Kisah Cinta dalam
Perjuangan
Sekilas Cinta Bersenyawa. Gronggong lama yang berarti Sidorejo kini.
Di sebuah Desa kecil di ujung barat Surabaya. Desa yang
tenteram. Dengan tanah yang subur dan sumber air yang banyak, hasil pertanian pun
menjadi melimpah. Membuat kehidupan warga desa berkecukupan.
![]() |
Tuan Meener dan Ki Demang beserta anak buahnya |
Diwarung kecil dekat perbatasan kampung, kawan-kawan
Sidowongso sedang antusias menceritakan keadaan kampungnya kepada Sidowongso.

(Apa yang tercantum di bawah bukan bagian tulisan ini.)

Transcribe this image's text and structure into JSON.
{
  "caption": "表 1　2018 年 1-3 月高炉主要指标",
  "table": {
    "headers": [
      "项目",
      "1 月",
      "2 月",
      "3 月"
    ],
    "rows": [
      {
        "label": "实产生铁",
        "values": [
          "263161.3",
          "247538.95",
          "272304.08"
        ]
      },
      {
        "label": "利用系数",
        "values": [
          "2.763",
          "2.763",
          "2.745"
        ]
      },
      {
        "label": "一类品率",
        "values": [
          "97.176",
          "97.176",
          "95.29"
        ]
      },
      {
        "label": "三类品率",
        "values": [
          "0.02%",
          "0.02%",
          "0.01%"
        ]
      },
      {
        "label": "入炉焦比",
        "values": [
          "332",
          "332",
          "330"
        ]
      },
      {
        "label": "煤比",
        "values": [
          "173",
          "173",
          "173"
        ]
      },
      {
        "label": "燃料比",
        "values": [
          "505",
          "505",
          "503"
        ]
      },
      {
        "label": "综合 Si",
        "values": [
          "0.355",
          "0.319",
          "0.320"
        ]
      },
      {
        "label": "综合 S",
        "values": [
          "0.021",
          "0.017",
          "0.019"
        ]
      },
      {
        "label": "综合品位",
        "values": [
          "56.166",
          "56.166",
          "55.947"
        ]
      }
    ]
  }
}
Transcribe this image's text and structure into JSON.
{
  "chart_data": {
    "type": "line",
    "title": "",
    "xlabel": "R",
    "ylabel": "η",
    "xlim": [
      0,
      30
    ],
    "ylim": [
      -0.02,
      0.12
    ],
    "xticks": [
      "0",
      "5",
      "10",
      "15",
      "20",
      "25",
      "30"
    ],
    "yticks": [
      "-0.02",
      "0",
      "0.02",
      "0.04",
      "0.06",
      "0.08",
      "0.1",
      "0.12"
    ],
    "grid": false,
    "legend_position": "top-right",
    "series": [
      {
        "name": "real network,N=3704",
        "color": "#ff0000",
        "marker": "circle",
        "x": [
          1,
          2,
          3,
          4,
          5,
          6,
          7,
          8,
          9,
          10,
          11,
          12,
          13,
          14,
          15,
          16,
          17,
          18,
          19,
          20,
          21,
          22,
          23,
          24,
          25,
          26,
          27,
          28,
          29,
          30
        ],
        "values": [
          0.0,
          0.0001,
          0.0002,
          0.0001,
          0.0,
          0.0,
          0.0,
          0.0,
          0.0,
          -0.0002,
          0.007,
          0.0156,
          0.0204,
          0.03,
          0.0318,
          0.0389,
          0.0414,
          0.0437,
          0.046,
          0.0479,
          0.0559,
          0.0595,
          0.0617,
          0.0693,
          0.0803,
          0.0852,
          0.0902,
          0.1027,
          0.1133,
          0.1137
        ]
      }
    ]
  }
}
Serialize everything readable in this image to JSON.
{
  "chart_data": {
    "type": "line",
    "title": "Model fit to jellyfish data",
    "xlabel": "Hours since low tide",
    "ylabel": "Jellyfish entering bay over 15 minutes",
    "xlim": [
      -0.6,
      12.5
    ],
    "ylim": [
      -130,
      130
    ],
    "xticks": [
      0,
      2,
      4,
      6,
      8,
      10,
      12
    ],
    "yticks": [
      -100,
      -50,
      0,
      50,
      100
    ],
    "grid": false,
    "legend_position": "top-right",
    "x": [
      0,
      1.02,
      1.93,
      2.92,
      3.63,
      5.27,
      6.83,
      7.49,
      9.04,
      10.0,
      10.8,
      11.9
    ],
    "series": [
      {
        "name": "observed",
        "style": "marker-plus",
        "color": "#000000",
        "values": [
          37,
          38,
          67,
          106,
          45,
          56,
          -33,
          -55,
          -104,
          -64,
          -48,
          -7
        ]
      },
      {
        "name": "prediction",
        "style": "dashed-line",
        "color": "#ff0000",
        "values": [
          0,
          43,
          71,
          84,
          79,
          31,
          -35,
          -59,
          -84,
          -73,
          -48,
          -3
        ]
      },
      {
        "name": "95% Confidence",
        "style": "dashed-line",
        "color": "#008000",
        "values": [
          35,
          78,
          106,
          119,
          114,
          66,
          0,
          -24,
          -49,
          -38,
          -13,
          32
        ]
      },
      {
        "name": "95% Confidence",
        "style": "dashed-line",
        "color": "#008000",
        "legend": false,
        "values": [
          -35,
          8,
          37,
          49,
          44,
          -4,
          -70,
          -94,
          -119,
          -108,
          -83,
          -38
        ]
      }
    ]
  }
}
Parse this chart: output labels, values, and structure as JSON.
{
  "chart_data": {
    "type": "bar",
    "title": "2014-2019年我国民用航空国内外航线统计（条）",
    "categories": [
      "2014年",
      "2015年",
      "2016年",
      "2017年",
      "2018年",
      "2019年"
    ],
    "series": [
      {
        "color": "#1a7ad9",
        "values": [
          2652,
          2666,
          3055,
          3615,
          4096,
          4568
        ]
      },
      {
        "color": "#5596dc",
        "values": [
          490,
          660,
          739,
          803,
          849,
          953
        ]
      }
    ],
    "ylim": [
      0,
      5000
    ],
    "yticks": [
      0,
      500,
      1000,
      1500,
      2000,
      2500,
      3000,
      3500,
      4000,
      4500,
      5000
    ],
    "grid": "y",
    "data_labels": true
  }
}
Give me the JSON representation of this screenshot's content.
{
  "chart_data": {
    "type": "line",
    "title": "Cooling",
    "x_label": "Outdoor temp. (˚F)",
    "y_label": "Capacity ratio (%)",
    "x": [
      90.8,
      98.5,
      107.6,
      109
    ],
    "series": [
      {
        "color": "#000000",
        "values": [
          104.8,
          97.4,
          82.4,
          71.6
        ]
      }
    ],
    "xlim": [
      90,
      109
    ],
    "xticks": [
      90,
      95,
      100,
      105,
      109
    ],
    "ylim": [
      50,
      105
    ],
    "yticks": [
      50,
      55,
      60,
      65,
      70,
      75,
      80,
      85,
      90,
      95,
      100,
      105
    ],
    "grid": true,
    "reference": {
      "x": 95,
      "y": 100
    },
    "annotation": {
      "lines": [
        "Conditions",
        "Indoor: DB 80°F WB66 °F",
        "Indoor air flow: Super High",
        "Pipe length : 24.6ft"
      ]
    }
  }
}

Mereka senang sekali melihat Sidowongso telah kembali. Perjumpaan kembali usai
lima tahun berpisah membuat mereka bernostalgia saling bercerita tentang masa
kecil masing-masing. Hingga mereka bertanya apa saja yang dilakukan Sidowongso
lima tahun Di puncak Arjuno. Kemudian Sidowongso berpesan kepada kawan-kawannya
bahwa sesuai ilham yang diterima oleh gurunya, kampung ini akan mendapat
bencana. Ia mengingatkan kawannya agar waspada. Dan Ia berencana untuk melatih
seluruh anak muda kampungnya dengan ilmu silat. Agar ketika bencana itu datang
dapat diantisipasi.
Di lain pihak, di kediaman Ki Demang Ronggo Kusumo. Rumah
yang sejuk. Dengan halaman yang luas. Di depan rumah terdapat pendopo untuk
menerima tamu dan menampung semua aspirasi dari warga kampung. Di teras rumah, Ki
Demang sedang asyik bercengkerama dengan istri dan putrinya yaitu Retno
Rejowati. Sang putri merupakan gadis yang cantik jelita. Bagai bunga yang baru
mekar, ia harum semerbak. Ia menjadi gadis tercantik di Kademangan ini.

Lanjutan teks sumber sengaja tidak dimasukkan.